The Trending Prof

Anita Woods Ph.D., University Educator


As a graduate student, I loved collecting data. I couldn’t wait for experiments to finish so that I could start analyzing (even better if I could analyze in the evening with a cup of coffee in hand….ah perfection).  NERD!! Yes, I know.  But data is so powerful.  That love of data has carried over into teaching.

At first the desire for data began with one of my large undergraduate courses. The format was 3 midterms and a final, all multiple choice. Tutorials were not mandatory and the course was traditional in the sense that all material was delivered through face to face lectures. I learned how to evaluate examinations to see if they were fair and thorough, which was exciting and provided information about how the exams were designed. However the student side of the equation was lacking.  Why did student 1 move from a 30% in the course to an 80%, while student 2 dropped 10% every exam, student 3 failed each exam and student 4 achieved near perfect marks? With 500+ in a classroom, it was hard to equate what each student was doing in order to result in 4 marks that added up to a final mark on a transcript.

As a teacher of an online course, the rough statistics collected by the learning management system provided data beyond evaluations.  Sometimes I would be contacted by students who said that they weren’t able to log into online quizzes and therefore couldn’t take or submit the quiz. A quick little view of the log in record usually revealed that the student never logged into the course site until well after the quiz deadline…and read the reminder announcement about the quiz days after the quiz was due…..Data is powerful.

My desire to track students has only increased. Not just for the ability to determine if untruths are being relayed to me, but mostly because I want to know if there are correlations with certain behaviours and changes in course performance. I want to be able to counsel students and say “If you do this…..then you will more likely improve your grades”.  I have fairly good ideas of behaviours that help. But some students won’t engage in those suggested behaviours and may not do these things unless they see evidence/data themselves.

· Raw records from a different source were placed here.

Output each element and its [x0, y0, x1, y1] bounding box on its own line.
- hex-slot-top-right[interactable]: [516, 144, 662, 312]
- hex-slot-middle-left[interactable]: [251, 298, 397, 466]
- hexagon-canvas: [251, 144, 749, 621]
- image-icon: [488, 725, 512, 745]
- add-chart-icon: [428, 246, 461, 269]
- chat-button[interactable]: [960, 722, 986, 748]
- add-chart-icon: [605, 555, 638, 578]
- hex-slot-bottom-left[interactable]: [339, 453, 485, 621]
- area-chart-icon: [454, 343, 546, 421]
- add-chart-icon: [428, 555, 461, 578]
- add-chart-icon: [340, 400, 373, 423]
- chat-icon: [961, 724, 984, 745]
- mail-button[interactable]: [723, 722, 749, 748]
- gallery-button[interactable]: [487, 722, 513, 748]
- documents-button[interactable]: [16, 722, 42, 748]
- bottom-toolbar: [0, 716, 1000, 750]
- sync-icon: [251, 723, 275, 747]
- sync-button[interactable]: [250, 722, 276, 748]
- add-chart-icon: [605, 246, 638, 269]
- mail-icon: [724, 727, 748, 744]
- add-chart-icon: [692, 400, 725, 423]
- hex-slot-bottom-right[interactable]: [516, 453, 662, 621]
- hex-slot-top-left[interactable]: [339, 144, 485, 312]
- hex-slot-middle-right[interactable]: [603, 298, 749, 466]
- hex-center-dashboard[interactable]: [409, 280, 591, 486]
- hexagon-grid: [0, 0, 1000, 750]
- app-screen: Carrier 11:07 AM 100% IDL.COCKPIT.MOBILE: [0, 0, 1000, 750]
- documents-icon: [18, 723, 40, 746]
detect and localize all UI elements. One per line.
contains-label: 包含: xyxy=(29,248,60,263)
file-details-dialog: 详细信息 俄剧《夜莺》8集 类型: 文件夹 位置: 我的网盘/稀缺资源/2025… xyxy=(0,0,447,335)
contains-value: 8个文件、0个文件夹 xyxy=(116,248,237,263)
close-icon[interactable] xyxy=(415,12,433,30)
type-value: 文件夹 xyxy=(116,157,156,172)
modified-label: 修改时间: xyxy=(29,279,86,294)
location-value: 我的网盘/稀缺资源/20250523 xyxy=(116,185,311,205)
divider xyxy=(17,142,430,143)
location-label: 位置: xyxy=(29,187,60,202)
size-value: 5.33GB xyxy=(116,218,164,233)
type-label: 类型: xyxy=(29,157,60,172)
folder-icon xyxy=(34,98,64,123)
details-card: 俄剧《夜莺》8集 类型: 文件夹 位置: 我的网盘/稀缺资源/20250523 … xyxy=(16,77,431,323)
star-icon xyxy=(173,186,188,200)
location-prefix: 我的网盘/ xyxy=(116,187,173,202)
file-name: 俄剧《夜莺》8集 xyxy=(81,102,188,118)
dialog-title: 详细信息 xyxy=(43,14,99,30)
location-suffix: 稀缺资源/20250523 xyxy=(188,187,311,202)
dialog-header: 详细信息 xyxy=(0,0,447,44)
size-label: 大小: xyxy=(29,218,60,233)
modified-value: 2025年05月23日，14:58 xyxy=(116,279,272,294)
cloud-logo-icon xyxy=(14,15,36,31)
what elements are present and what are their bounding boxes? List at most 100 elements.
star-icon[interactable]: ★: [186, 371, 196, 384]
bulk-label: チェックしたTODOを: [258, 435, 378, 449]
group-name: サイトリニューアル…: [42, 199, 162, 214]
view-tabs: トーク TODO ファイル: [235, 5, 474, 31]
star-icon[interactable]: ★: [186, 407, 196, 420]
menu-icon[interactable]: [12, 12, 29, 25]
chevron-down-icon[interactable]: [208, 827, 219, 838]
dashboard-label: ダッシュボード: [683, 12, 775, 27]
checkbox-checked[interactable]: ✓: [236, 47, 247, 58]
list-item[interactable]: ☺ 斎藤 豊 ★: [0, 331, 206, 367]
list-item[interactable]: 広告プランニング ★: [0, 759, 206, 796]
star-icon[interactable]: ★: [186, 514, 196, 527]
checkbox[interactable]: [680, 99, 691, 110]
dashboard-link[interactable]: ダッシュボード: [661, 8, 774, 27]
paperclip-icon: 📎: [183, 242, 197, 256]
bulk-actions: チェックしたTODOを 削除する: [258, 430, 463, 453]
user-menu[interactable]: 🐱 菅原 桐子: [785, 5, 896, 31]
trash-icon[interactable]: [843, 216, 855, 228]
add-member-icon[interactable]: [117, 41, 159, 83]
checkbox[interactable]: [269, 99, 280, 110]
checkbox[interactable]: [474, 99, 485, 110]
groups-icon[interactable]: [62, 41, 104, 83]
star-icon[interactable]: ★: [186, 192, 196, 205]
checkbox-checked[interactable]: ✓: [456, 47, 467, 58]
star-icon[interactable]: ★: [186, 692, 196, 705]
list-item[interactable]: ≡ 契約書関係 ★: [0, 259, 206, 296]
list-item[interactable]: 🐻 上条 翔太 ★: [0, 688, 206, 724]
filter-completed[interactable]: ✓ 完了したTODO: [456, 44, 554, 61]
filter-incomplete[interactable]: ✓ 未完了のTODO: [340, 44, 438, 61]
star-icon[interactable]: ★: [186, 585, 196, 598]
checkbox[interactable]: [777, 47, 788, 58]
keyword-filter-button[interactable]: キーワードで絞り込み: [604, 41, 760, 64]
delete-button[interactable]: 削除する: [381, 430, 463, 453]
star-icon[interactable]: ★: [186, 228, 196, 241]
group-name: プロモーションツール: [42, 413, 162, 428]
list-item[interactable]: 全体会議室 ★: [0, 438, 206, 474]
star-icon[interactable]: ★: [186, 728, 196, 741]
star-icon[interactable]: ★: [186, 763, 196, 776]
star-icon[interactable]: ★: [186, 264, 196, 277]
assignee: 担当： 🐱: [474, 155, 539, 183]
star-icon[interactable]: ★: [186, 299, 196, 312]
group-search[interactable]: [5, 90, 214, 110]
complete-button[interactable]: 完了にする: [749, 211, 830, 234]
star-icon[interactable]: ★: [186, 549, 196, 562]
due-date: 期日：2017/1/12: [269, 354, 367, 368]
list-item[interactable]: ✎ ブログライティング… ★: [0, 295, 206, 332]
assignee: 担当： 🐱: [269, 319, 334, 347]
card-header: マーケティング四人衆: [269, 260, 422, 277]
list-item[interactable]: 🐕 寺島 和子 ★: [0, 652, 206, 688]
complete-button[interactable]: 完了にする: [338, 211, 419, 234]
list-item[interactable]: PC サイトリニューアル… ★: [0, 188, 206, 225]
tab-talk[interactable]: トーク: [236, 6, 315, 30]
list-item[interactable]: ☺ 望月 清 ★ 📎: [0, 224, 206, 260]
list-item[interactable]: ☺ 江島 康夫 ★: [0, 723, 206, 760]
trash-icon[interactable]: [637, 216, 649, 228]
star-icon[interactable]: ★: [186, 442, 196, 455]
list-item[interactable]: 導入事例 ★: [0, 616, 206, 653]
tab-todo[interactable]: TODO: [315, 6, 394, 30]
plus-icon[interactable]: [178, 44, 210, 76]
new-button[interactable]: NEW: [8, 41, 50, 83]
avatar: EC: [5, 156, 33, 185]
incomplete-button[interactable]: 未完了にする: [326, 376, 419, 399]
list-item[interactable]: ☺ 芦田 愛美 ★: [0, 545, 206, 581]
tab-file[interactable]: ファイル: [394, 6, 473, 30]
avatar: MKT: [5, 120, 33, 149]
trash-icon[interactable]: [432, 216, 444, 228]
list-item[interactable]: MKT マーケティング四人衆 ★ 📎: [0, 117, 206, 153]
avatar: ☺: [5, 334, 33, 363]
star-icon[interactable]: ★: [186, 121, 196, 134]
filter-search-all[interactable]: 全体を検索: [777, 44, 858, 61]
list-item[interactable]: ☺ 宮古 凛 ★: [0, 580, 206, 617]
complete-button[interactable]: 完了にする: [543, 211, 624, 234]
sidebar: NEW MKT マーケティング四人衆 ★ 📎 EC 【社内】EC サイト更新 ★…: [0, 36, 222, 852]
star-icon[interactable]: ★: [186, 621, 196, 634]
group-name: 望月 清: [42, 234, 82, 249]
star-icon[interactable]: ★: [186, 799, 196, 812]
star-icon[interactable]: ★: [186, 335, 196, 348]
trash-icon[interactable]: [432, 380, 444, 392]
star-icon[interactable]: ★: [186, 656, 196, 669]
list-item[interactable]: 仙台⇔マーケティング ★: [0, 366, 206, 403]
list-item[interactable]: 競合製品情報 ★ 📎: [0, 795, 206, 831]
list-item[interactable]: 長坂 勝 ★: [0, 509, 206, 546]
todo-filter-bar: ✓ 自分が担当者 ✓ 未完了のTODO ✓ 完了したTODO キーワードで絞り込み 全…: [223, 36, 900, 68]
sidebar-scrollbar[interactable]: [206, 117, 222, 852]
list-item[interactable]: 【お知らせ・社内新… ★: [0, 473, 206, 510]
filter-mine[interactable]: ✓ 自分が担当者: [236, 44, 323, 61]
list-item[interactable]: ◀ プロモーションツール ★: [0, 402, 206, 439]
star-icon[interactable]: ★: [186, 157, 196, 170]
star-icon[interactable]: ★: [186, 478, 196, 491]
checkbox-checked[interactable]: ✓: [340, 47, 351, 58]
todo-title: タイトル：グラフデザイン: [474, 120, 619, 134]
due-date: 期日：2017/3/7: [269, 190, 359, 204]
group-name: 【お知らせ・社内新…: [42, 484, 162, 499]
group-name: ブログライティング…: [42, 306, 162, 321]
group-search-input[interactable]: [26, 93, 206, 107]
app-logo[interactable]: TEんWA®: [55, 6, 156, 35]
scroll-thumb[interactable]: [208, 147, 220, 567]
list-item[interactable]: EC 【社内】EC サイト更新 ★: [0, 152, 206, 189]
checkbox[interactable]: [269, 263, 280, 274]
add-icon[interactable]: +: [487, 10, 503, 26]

Currently, I am manually sorting through data in a traditional lecture course. It is a time consuming task, but I have been very encouraged by what I have seen.  Since tutorials are now mandatory, attendance is tracked by each TA. Assignments have been added and participation levels within these assignments can be quantified (didn’t do the assignment, did the minimum, did more than the minimum in a variety of parameters).  I have ways to now determine how students are participating much more than just exam performances. I love when the amount of data that can be collected becomes overwhelming and the problem is determining what is the best way to analyze.  Challenge accepted!  Ever since I have seen the power of Google Analytics, I want that level of tracking power for all of my courses, whether in online courses or in the regular lecture setting.